La forte inégalité d’aide financière dont bénéficient d’une part le Svalbard et de l’autre le Tirpaa alimente de manière préoccupante le sujet de la conservation. Le Svalbard a reçu des financements substantiels (environ 30 millions de dollars [23 millions d’euros] répartis sur 6 ans à partir de 2007) de la part de la Fondation Bill et Melinda Gates. Le fonds pour le partage des avantages (BSF) du Tirpaa, destiné à soutenir la collecte et la conservation des ressources phytogénétiques dans les champs et dans les banques nationales des pays en développement, ne reçoit pas ce même niveau de soutien financier. En mai 2023, le secrétaire du Tirpaa, Kent Nnadozie, annonçait que les contributions de donateurs, dont ne fait pas partie la fondation Gates, s’élevaient à 11 millions de dollars pour financer des projets dans le monde entierix. Cette disparité affecte l’efficacité du Tirpaa au détriment des paysans, qui sont les gardiens traditionnels et principaux producteurs des ressources génétiques. Ces paysans bénéficient très rarement de ce travail de conservation, alors que leurs semences sont souvent collectées par des chercheurs et des ONG, déposées au Svalbard, puis utilisées pour mettre au point des semences couvertes par des droits de propriété intellectuelle les privant de leurs droits.
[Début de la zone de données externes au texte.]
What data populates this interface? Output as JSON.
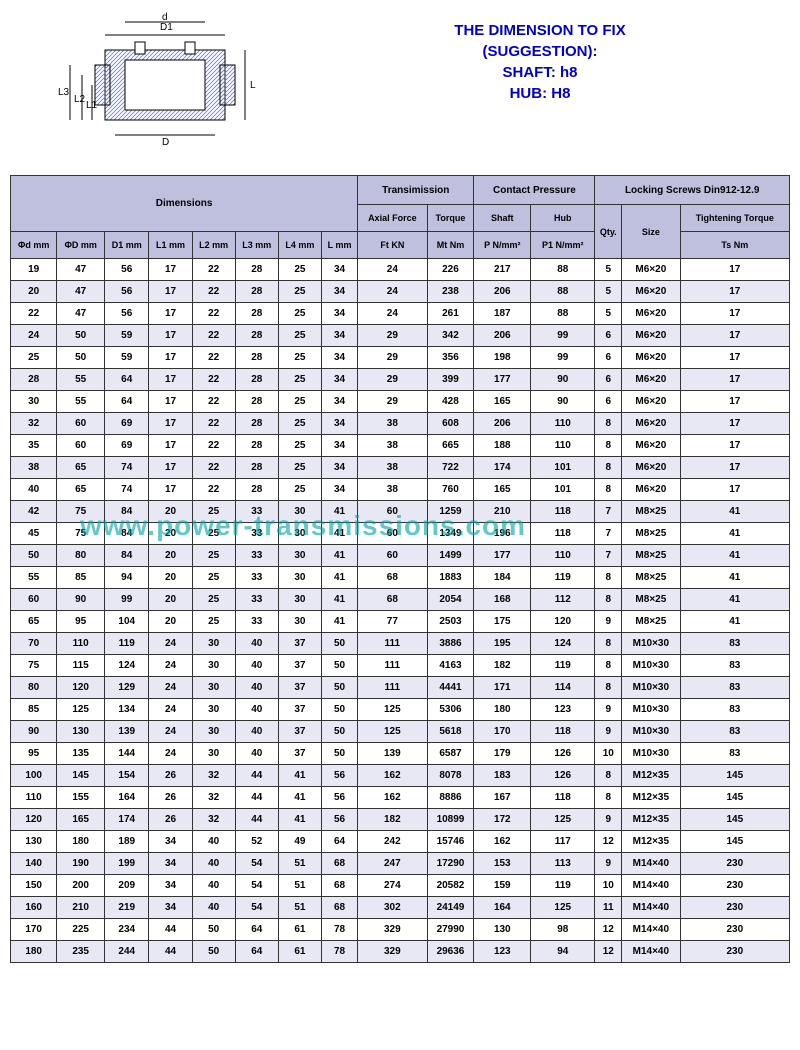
{
  "header": {
    "l1": "THE DIMENSION TO FIX",
    "l2": "(SUGGESTION):",
    "l3": "SHAFT: h8",
    "l4": "HUB: H8"
  },
  "watermark": "www.power-transmissions.com",
  "groups": {
    "dim": "Dimensions",
    "trans": "Transimission",
    "contact": "Contact Pressure",
    "screws": "Locking Screws Din912-12.9"
  },
  "sub1": {
    "af": "Axial Force",
    "tq": "Torque",
    "shaft": "Shaft",
    "hub": "Hub",
    "tt": "Tightening Torque"
  },
  "cols": [
    "Φd mm",
    "ΦD mm",
    "D1 mm",
    "L1 mm",
    "L2 mm",
    "L3 mm",
    "L4 mm",
    "L mm",
    "Ft KN",
    "Mt Nm",
    "P N/mm²",
    "P1 N/mm²",
    "Qty.",
    "Size",
    "Ts Nm"
  ],
  "labels": {
    "d": "d",
    "D": "D",
    "D1": "D1",
    "L": "L",
    "L1": "L1",
    "L2": "L2",
    "L3": "L3"
  },
  "rows": [
    [
      19,
      47,
      56,
      17,
      22,
      28,
      25,
      34,
      24,
      226,
      217,
      88,
      5,
      "M6×20",
      17
    ],
    [
      20,
      47,
      56,
      17,
      22,
      28,
      25,
      34,
      24,
      238,
      206,
      88,
      5,
      "M6×20",
      17
    ],
    [
      22,
      47,
      56,
      17,
      22,
      28,
      25,
      34,
      24,
      261,
      187,
      88,
      5,
      "M6×20",
      17
    ],
    [
      24,
      50,
      59,
      17,
      22,
      28,
      25,
      34,
      29,
      342,
      206,
      99,
      6,
      "M6×20",
      17
    ],
    [
      25,
      50,
      59,
      17,
      22,
      28,
      25,
      34,
      29,
      356,
      198,
      99,
      6,
      "M6×20",
      17
    ],
    [
      28,
      55,
      64,
      17,
      22,
      28,
      25,
      34,
      29,
      399,
      177,
      90,
      6,
      "M6×20",
      17
    ],
    [
      30,
      55,
      64,
      17,
      22,
      28,
      25,
      34,
      29,
      428,
      165,
      90,
      6,
      "M6×20",
      17
    ],
    [
      32,
      60,
      69,
      17,
      22,
      28,
      25,
      34,
      38,
      608,
      206,
      110,
      8,
      "M6×20",
      17
    ],
    [
      35,
      60,
      69,
      17,
      22,
      28,
      25,
      34,
      38,
      665,
      188,
      110,
      8,
      "M6×20",
      17
    ],
    [
      38,
      65,
      74,
      17,
      22,
      28,
      25,
      34,
      38,
      722,
      174,
      101,
      8,
      "M6×20",
      17
    ],
    [
      40,
      65,
      74,
      17,
      22,
      28,
      25,
      34,
      38,
      760,
      165,
      101,
      8,
      "M6×20",
      17
    ],
    [
      42,
      75,
      84,
      20,
      25,
      33,
      30,
      41,
      60,
      1259,
      210,
      118,
      7,
      "M8×25",
      41
    ],
    [
      45,
      75,
      84,
      20,
      25,
      33,
      30,
      41,
      60,
      1349,
      196,
      118,
      7,
      "M8×25",
      41
    ],
    [
      50,
      80,
      84,
      20,
      25,
      33,
      30,
      41,
      60,
      1499,
      177,
      110,
      7,
      "M8×25",
      41
    ],
    [
      55,
      85,
      94,
      20,
      25,
      33,
      30,
      41,
      68,
      1883,
      184,
      119,
      8,
      "M8×25",
      41
    ],
    [
      60,
      90,
      99,
      20,
      25,
      33,
      30,
      41,
      68,
      2054,
      168,
      112,
      8,
      "M8×25",
      41
    ],
    [
      65,
      95,
      104,
      20,
      25,
      33,
      30,
      41,
      77,
      2503,
      175,
      120,
      9,
      "M8×25",
      41
    ],
    [
      70,
      110,
      119,
      24,
      30,
      40,
      37,
      50,
      111,
      3886,
      195,
      124,
      8,
      "M10×30",
      83
    ],
    [
      75,
      115,
      124,
      24,
      30,
      40,
      37,
      50,
      111,
      4163,
      182,
      119,
      8,
      "M10×30",
      83
    ],
    [
      80,
      120,
      129,
      24,
      30,
      40,
      37,
      50,
      111,
      4441,
      171,
      114,
      8,
      "M10×30",
      83
    ],
    [
      85,
      125,
      134,
      24,
      30,
      40,
      37,
      50,
      125,
      5306,
      180,
      123,
      9,
      "M10×30",
      83
    ],
    [
      90,
      130,
      139,
      24,
      30,
      40,
      37,
      50,
      125,
      5618,
      170,
      118,
      9,
      "M10×30",
      83
    ],
    [
      95,
      135,
      144,
      24,
      30,
      40,
      37,
      50,
      139,
      6587,
      179,
      126,
      10,
      "M10×30",
      83
    ],
    [
      100,
      145,
      154,
      26,
      32,
      44,
      41,
      56,
      162,
      8078,
      183,
      126,
      8,
      "M12×35",
      145
    ],
    [
      110,
      155,
      164,
      26,
      32,
      44,
      41,
      56,
      162,
      8886,
      167,
      118,
      8,
      "M12×35",
      145
    ],
    [
      120,
      165,
      174,
      26,
      32,
      44,
      41,
      56,
      182,
      10899,
      172,
      125,
      9,
      "M12×35",
      145
    ],
    [
      130,
      180,
      189,
      34,
      40,
      52,
      49,
      64,
      242,
      15746,
      162,
      117,
      12,
      "M12×35",
      145
    ],
    [
      140,
      190,
      199,
      34,
      40,
      54,
      51,
      68,
      247,
      17290,
      153,
      113,
      9,
      "M14×40",
      230
    ],
    [
      150,
      200,
      209,
      34,
      40,
      54,
      51,
      68,
      274,
      20582,
      159,
      119,
      10,
      "M14×40",
      230
    ],
    [
      160,
      210,
      219,
      34,
      40,
      54,
      51,
      68,
      302,
      24149,
      164,
      125,
      11,
      "M14×40",
      230
    ],
    [
      170,
      225,
      234,
      44,
      50,
      64,
      61,
      78,
      329,
      27990,
      130,
      98,
      12,
      "M14×40",
      230
    ],
    [
      180,
      235,
      244,
      44,
      50,
      64,
      61,
      78,
      329,
      29636,
      123,
      94,
      12,
      "M14×40",
      230
    ]
  ],
  "colors": {
    "hdr_bg": "#bfc0de",
    "alt_bg": "#e8e8f5",
    "border": "#333333",
    "header_text": "#0000cc",
    "watermark": "#00a3a3",
    "diagram_hatch": "#6b7dd1"
  }
}
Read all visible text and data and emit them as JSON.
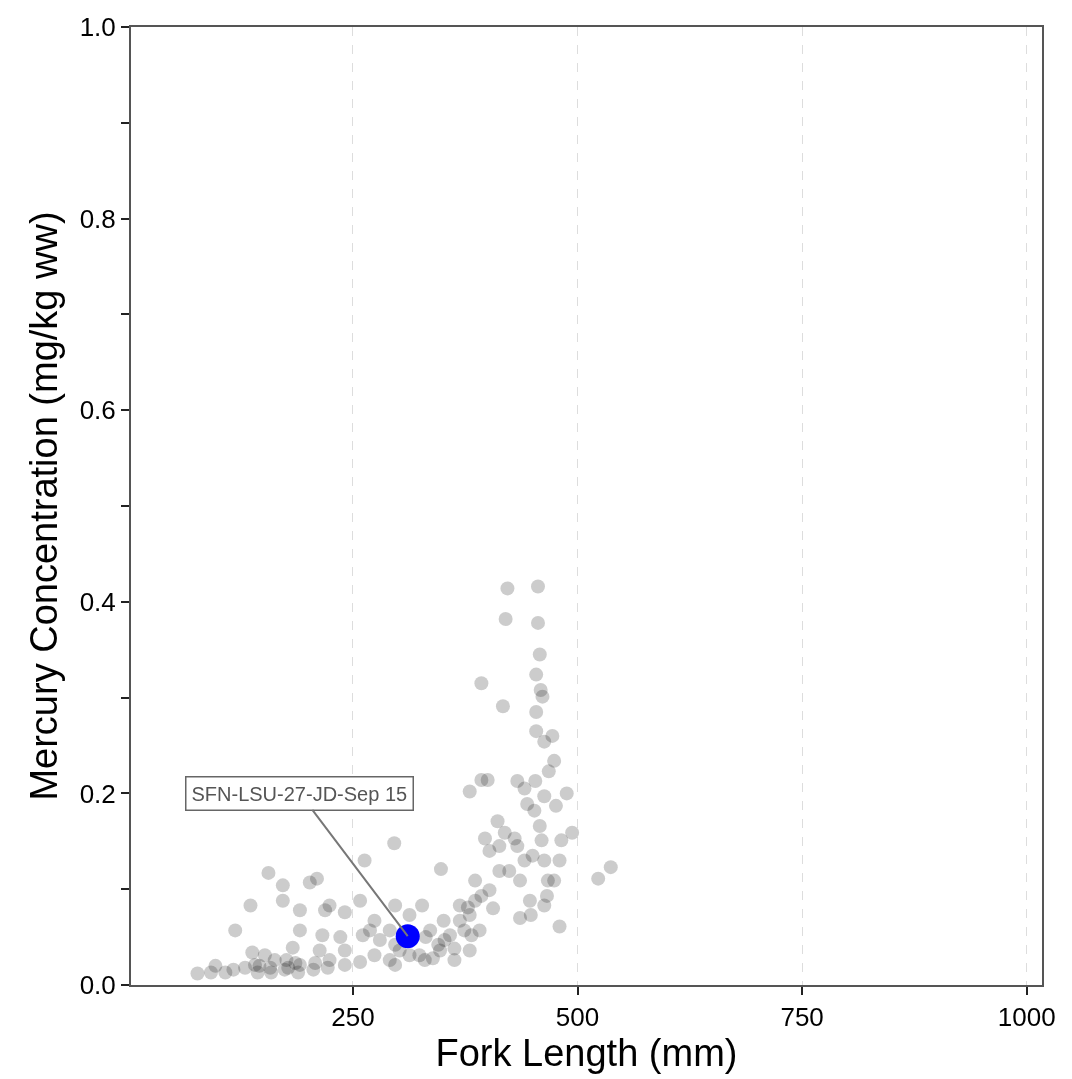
{
  "chart_data": {
    "type": "scatter",
    "xlabel": "Fork Length (mm)",
    "ylabel": "Mercury Concentration (mg/kg ww)",
    "xlim": [
      3,
      1017
    ],
    "ylim": [
      0,
      1.0
    ],
    "xticks": [
      250,
      500,
      750,
      1000
    ],
    "yticks": [
      {
        "value": 0,
        "label": "0.0"
      },
      {
        "value": 0.1,
        "label": null
      },
      {
        "value": 0.2,
        "label": "0.2"
      },
      {
        "value": 0.3,
        "label": null
      },
      {
        "value": 0.4,
        "label": "0.4"
      },
      {
        "value": 0.5,
        "label": null
      },
      {
        "value": 0.6,
        "label": "0.6"
      },
      {
        "value": 0.7,
        "label": null
      },
      {
        "value": 0.8,
        "label": "0.8"
      },
      {
        "value": 0.9,
        "label": null
      },
      {
        "value": 1.0,
        "label": "1.0"
      }
    ],
    "grid": "x",
    "marker": "circle",
    "series": [
      {
        "color": "#000000",
        "x": [
          77,
          119,
          117,
          146,
          159,
          144,
          186,
          183,
          202,
          210,
          216,
          219,
          241,
          263,
          296,
          327,
          348,
          393,
          417,
          420,
          422,
          456,
          456,
          458,
          454,
          459,
          454,
          461,
          454,
          463,
          472,
          474,
          468,
          453,
          393,
          400,
          380,
          433,
          444,
          452,
          476,
          488,
          397,
          411,
          430,
          450,
          480,
          494,
          482,
          523,
          537,
          480,
          463,
          474,
          466,
          448,
          436,
          406,
          378,
          351,
          331,
          297,
          280,
          261,
          241,
          224,
          208,
          191,
          178,
          163,
          152,
          138,
          136,
          156,
          172,
          172,
          191,
          224,
          258,
          274,
          297,
          313,
          324,
          339,
          347,
          358,
          369,
          380,
          386,
          393,
          402,
          413,
          424,
          436,
          441,
          447,
          391,
          382,
          380,
          363,
          345,
          330,
          313,
          302,
          291,
          274,
          258,
          241,
          222,
          206,
          189,
          174,
          158,
          141,
          130,
          108,
          97,
          92,
          191,
          236,
          291,
          336,
          352,
          369,
          386,
          402,
          413,
          419,
          433,
          458,
          463,
          441,
          460,
          467,
          463,
          363,
          374,
          297,
          269,
          213,
          176
        ],
        "values": [
          0.012,
          0.057,
          0.016,
          0.02,
          0.013,
          0.013,
          0.023,
          0.039,
          0.107,
          0.111,
          0.052,
          0.078,
          0.076,
          0.13,
          0.148,
          0.083,
          0.121,
          0.315,
          0.291,
          0.382,
          0.414,
          0.416,
          0.378,
          0.345,
          0.324,
          0.308,
          0.285,
          0.301,
          0.265,
          0.254,
          0.26,
          0.234,
          0.223,
          0.213,
          0.214,
          0.214,
          0.202,
          0.213,
          0.189,
          0.182,
          0.187,
          0.2,
          0.153,
          0.171,
          0.153,
          0.135,
          0.13,
          0.159,
          0.151,
          0.111,
          0.123,
          0.061,
          0.083,
          0.109,
          0.093,
          0.073,
          0.07,
          0.08,
          0.081,
          0.067,
          0.05,
          0.042,
          0.047,
          0.052,
          0.036,
          0.026,
          0.023,
          0.021,
          0.018,
          0.026,
          0.031,
          0.034,
          0.083,
          0.117,
          0.104,
          0.088,
          0.057,
          0.083,
          0.088,
          0.067,
          0.083,
          0.073,
          0.031,
          0.028,
          0.036,
          0.052,
          0.067,
          0.073,
          0.088,
          0.093,
          0.099,
          0.119,
          0.119,
          0.109,
          0.13,
          0.088,
          0.057,
          0.052,
          0.036,
          0.038,
          0.042,
          0.026,
          0.031,
          0.036,
          0.026,
          0.031,
          0.024,
          0.021,
          0.018,
          0.016,
          0.013,
          0.016,
          0.018,
          0.021,
          0.018,
          0.013,
          0.02,
          0.013,
          0.078,
          0.05,
          0.057,
          0.057,
          0.047,
          0.083,
          0.109,
          0.14,
          0.145,
          0.159,
          0.145,
          0.166,
          0.197,
          0.205,
          0.151,
          0.109,
          0.13,
          0.026,
          0.057,
          0.021,
          0.057,
          0.036,
          0.026
        ]
      },
      {
        "color": "#0000ff",
        "x": [
          311
        ],
        "values": [
          0.051
        ]
      }
    ],
    "annotations": [
      {
        "text": "SFN-LSU-27-JD-Sep 15",
        "x": 311,
        "y": 0.051
      }
    ]
  }
}
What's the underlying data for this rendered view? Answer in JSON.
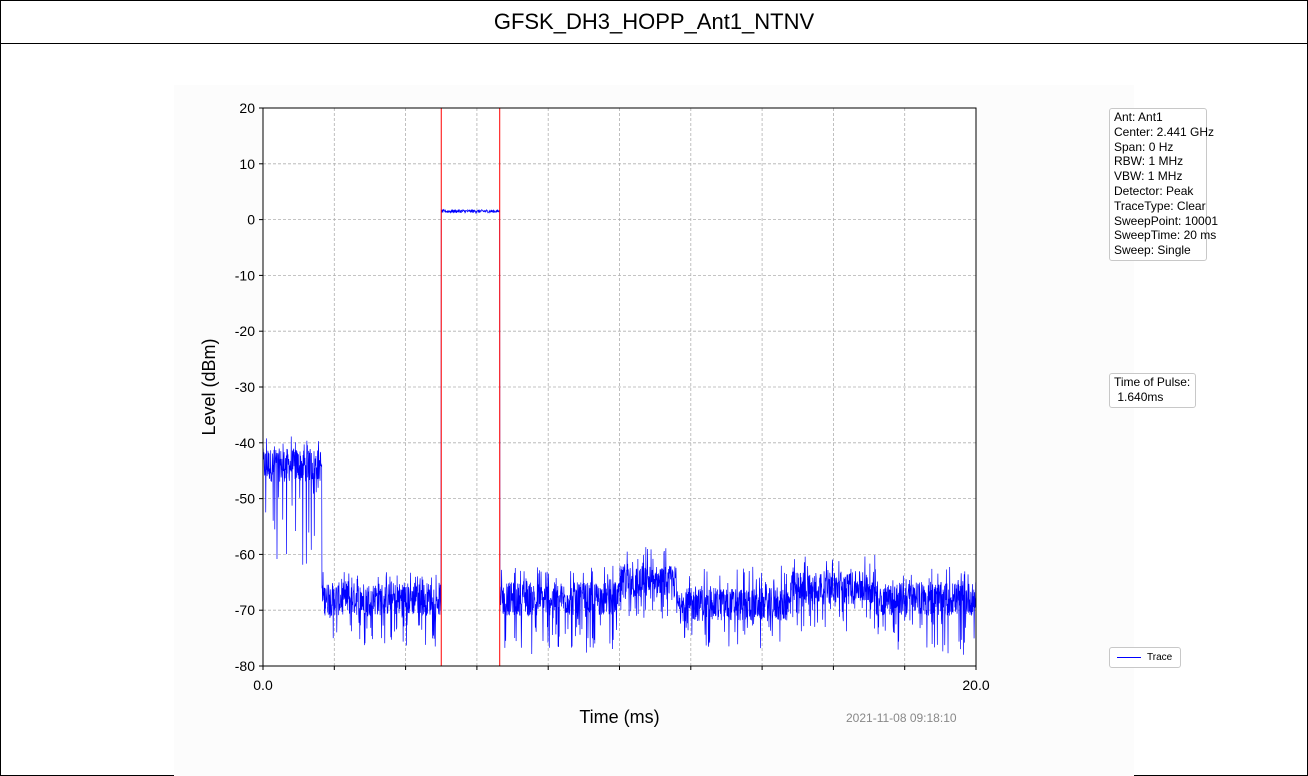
{
  "page": {
    "title": "GFSK_DH3_HOPP_Ant1_NTNV"
  },
  "chart_data": {
    "type": "line",
    "title": "",
    "xlabel": "Time (ms)",
    "ylabel": "Level (dBm)",
    "xlim": [
      0.0,
      20.0
    ],
    "ylim": [
      -80,
      20
    ],
    "x_tick_labels": [
      "0.0",
      "20.0"
    ],
    "x_minor_ticks": [
      2,
      4,
      6,
      8,
      10,
      12,
      14,
      16,
      18
    ],
    "y_ticks": [
      20,
      10,
      0,
      -10,
      -20,
      -30,
      -40,
      -50,
      -60,
      -70,
      -80
    ],
    "grid": true,
    "legend_placement": "bottom-right, outside plot",
    "series": [
      {
        "name": "Trace",
        "color": "#0000ff",
        "description_segments": [
          {
            "x_start": 0.0,
            "x_end": 1.65,
            "mean": -44,
            "floor": -62,
            "peak": -38.5
          },
          {
            "x_start": 1.65,
            "x_end": 5.0,
            "mean": -68,
            "floor": -77,
            "peak": -63
          },
          {
            "x_start": 5.0,
            "x_end": 6.64,
            "mean": 1.5,
            "floor": 1.2,
            "peak": 1.8
          },
          {
            "x_start": 6.64,
            "x_end": 10.0,
            "mean": -68,
            "floor": -78,
            "peak": -62
          },
          {
            "x_start": 10.0,
            "x_end": 11.6,
            "mean": -65,
            "floor": -72,
            "peak": -58.5
          },
          {
            "x_start": 11.6,
            "x_end": 14.8,
            "mean": -69,
            "floor": -77,
            "peak": -62
          },
          {
            "x_start": 14.8,
            "x_end": 17.2,
            "mean": -66,
            "floor": -74,
            "peak": -60
          },
          {
            "x_start": 17.2,
            "x_end": 20.0,
            "mean": -68,
            "floor": -78,
            "peak": -62
          }
        ]
      }
    ],
    "markers": [
      {
        "x": 5.0,
        "color": "#ff0000"
      },
      {
        "x": 6.64,
        "color": "#ff0000"
      }
    ],
    "settings_lines": [
      "Ant: Ant1",
      "Center: 2.441 GHz",
      "Span: 0 Hz",
      "RBW: 1 MHz",
      "VBW: 1 MHz",
      "Detector: Peak",
      "TraceType: Clear",
      "SweepPoint: 10001",
      "SweepTime: 20 ms",
      "Sweep: Single"
    ],
    "pulse_label": "Time of Pulse:",
    "pulse_value": " 1.640ms",
    "legend_label": "Trace",
    "timestamp": "2021-11-08 09:18:10"
  }
}
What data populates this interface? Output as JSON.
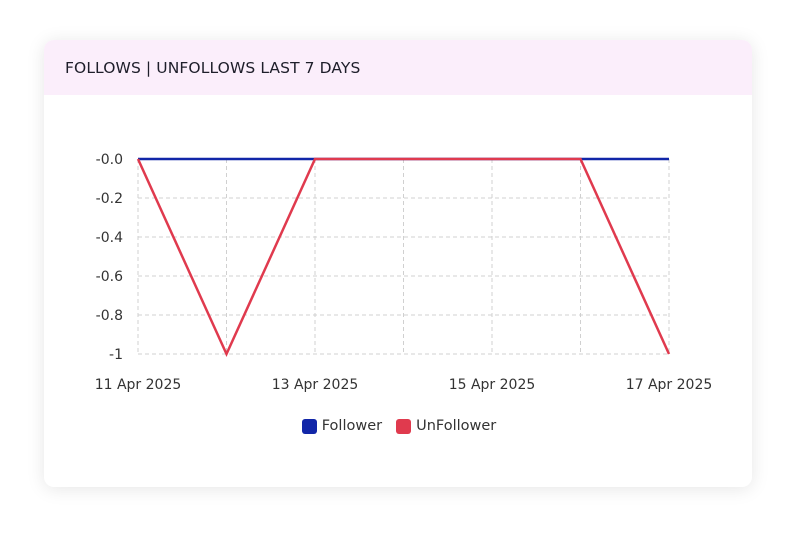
{
  "card": {
    "title": "FOLLOWS | UNFOLLOWS LAST 7 DAYS"
  },
  "chart_data": {
    "type": "line",
    "title": "",
    "x": [
      "11 Apr 2025",
      "12 Apr 2025",
      "13 Apr 2025",
      "14 Apr 2025",
      "15 Apr 2025",
      "16 Apr 2025",
      "17 Apr 2025"
    ],
    "x_tick_labels": [
      "11 Apr 2025",
      "13 Apr 2025",
      "15 Apr 2025",
      "17 Apr 2025"
    ],
    "y_tick_labels": [
      "-0.0",
      "-0.2",
      "-0.4",
      "-0.6",
      "-0.8",
      "-1"
    ],
    "ylim": [
      -1,
      0
    ],
    "grid": true,
    "legend": "bottom-center",
    "series": [
      {
        "name": "Follower",
        "color": "#1126a8",
        "values": [
          0,
          0,
          0,
          0,
          0,
          0,
          0
        ]
      },
      {
        "name": "UnFollower",
        "color": "#e03a4e",
        "values": [
          0,
          -1,
          0,
          0,
          0,
          0,
          -1
        ]
      }
    ]
  }
}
Un Graal pour les multinationales

L’importante présence des multinationales agrochimiques au sein du Crop Trust, plus particulièrement du Conseil des donateurs, pose la question d’un potentiel conflit d’intérêts. Les décisions prises au sein de ce Conseil se font normalement par consensus. Mais, en cas de désaccord, elles sont mises au vote, chaque membre disposant d’une voix. Dans un tel mode de gouvernance, malgré la présence d’États et de fondations (dont certaines ouvertement pro-OGM), les intérêts commerciaux des multinationales, elles aussi présentes, peuvent prévaloir. Le cas échéant, quel serait le pire des scénarios ?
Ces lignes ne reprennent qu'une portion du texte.